Planning Use SEO page 435
HTS code for nitrile gloves: facts to check before import
Planning Use only. Broker review required for Entry Use.
Nitrile gloves can sit at the border of medical, food-service, lab, and industrial use. The classification file should keep material, use claim, packaging, powder status, sterility, and origin facts together before a supplier code becomes catalog data.
quick answer
For hts code for nitrile gloves, collect glove material, disposable or reusable status, medical or non-medical claim, powder status, sterility, size packaging, origin, and supplier code before choosing HTS Candidates.
facts to collect before drafting
- Product type: disposable exam glove, industrial glove, food-service glove, lab glove, cleanroom glove, reusable glove, or kit component.
- Material facts: nitrile, nitrile blend, latex-free claim, thickness, texture, coating, cuff style, and color.
- Use claims: medical exam, surgical, PPE, chemical handling, food contact, cleaning, tattoo, laboratory, or general purpose.
- Powder-free or powdered status, sterile or non-sterile status, ambidextrous or hand-specific design, and sizing.
- Packaging: pairs, singles, box count, case count, retail box, bulk carton, dispenser box, or kit packaging.
- Product photos, label, spec sheet, certificate, instructions, invoice, product page, and supplier code.
- Origin steps for compounding, dipping, curing, chlorination or coating, testing, packing, labeling, and carton packing.
missing facts
Ask for use claims and packaging first. Missing medical claims, sterility, powder status, material support, or origin steps can change the record and the review path.
HTS candidate notes
Start with USITC HTS provisions for gloves by material and use, then compare CROSS rulings with similar facts. Keep product safety, FDA, or PPE review separate from Planning Use classification research.
authority sources
Use official sources before supplier PPE fields. If trade remedies or origin changes matter, keep them in the duty-stack notes.
planning path
Create a glove table with material, use claim, thickness, powder status, sterility, packaging, origin, supplier code, and missing facts. Save the label because claims printed on the box can matter.

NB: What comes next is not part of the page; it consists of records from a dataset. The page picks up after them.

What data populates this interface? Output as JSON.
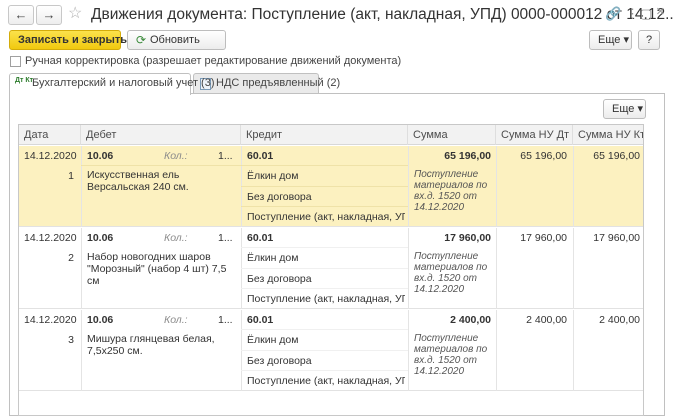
{
  "window": {
    "title": "Движения документа: Поступление (акт, накладная, УПД) 0000-000012 от 14.12....",
    "back_glyph": "←",
    "forward_glyph": "→",
    "star_glyph": "☆",
    "link_glyph": "🔗",
    "menu_glyph": "⋮",
    "restore_glyph": "▢",
    "close_glyph": "×"
  },
  "toolbar": {
    "save_close_label": "Записать и закрыть",
    "refresh_label": "Обновить",
    "refresh_glyph": "⟳",
    "more_label": "Еще ▾",
    "help_label": "?"
  },
  "manual_correction": {
    "label": "Ручная корректировка (разрешает редактирование движений документа)",
    "checked": false
  },
  "tabs": [
    {
      "label": "Бухгалтерский и налоговый учет (3)",
      "icon_text": "Дт Кт",
      "active": true
    },
    {
      "label": "НДС предъявленный (2)",
      "active": false
    }
  ],
  "panel": {
    "more_label": "Еще ▾"
  },
  "table": {
    "columns": [
      "Дата",
      "Дебет",
      "Кредит",
      "Сумма",
      "Сумма НУ Дт",
      "Сумма НУ Кт"
    ],
    "rows": [
      {
        "date": "14.12.2020",
        "num": "1",
        "debit_account": "10.06",
        "qty_label": "Кол.:",
        "qty_value": "1...",
        "debit_subconto": "Искусственная ель Версальская 240 см.",
        "credit_account": "60.01",
        "credit_sub1": "Ёлкин дом",
        "credit_sub2": "Без договора",
        "credit_sub3": "Поступление (акт, накладная, УПД...",
        "sum": "65 196,00",
        "sum_nu_dt": "65 196,00",
        "sum_nu_kt": "65 196,00",
        "content": "Поступление материалов по вх.д. 1520 от 14.12.2020",
        "selected": true
      },
      {
        "date": "14.12.2020",
        "num": "2",
        "debit_account": "10.06",
        "qty_label": "Кол.:",
        "qty_value": "1...",
        "debit_subconto": "Набор новогодних шаров \"Морозный\" (набор 4 шт) 7,5 см",
        "credit_account": "60.01",
        "credit_sub1": "Ёлкин дом",
        "credit_sub2": "Без договора",
        "credit_sub3": "Поступление (акт, накладная, УПД...",
        "sum": "17 960,00",
        "sum_nu_dt": "17 960,00",
        "sum_nu_kt": "17 960,00",
        "content": "Поступление материалов по вх.д. 1520 от 14.12.2020",
        "selected": false
      },
      {
        "date": "14.12.2020",
        "num": "3",
        "debit_account": "10.06",
        "qty_label": "Кол.:",
        "qty_value": "1...",
        "debit_subconto": "Мишура глянцевая белая, 7,5x250 см.",
        "credit_account": "60.01",
        "credit_sub1": "Ёлкин дом",
        "credit_sub2": "Без договора",
        "credit_sub3": "Поступление (акт, накладная, УПД...",
        "sum": "2 400,00",
        "sum_nu_dt": "2 400,00",
        "sum_nu_kt": "2 400,00",
        "content": "Поступление материалов по вх.д. 1520 от 14.12.2020",
        "selected": false
      }
    ]
  },
  "colors": {
    "primary_button": "#f4cc1b",
    "selected_row": "#fcf1c0"
  }
}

For exam gloves, keep medical or non-medical support visible. For industrial gloves, record chemical, cleaning, or lab use without assuming it controls the HTS path. For kits, list every included item.
Rejected candidate paths help explain why a general rubber glove, medical glove, or kit path was not used.
Glove imports often move through repeated purchase orders, so keep lot and packaging changes visible. A box count change may not drive classification by itself, but a new use claim, sterile label, or material blend can change the review file.
If the product is bought during a supply crunch, do not rely on a broker note from an earlier supplier. Attach the current label, spec sheet, and origin evidence for the exact factory and carton.
For mixed packs or kits, list masks, gowns, wipes, bags, or instructions separately. The glove facts should stay visible instead of being buried inside a medical or cleaning bundle.
Keep current carton markings with the label photos too.
related planning questions
- hts code for nitrile gloves
- nitrile gloves HTS code
- glove import duty
- customs classification nitrile gloves
- CBP ruling nitrile gloves
questions importers ask
Do medical claims matter?
Yes. Keep the label and spec sheet in the file.
Is powder-free status relevant?
Record it. It may affect the fact pattern used for review.
Should carton counts be saved?
Yes. Packaging and unit count help connect the invoice to the product evidence.
internal links
planning boundary
This nitrile gloves page is a planning artifact. It is not an Entry Use classification, not a binding ruling, and not a legal opinion. The importer remains responsible for reasonable care and must obtain broker or customs authority review before filing.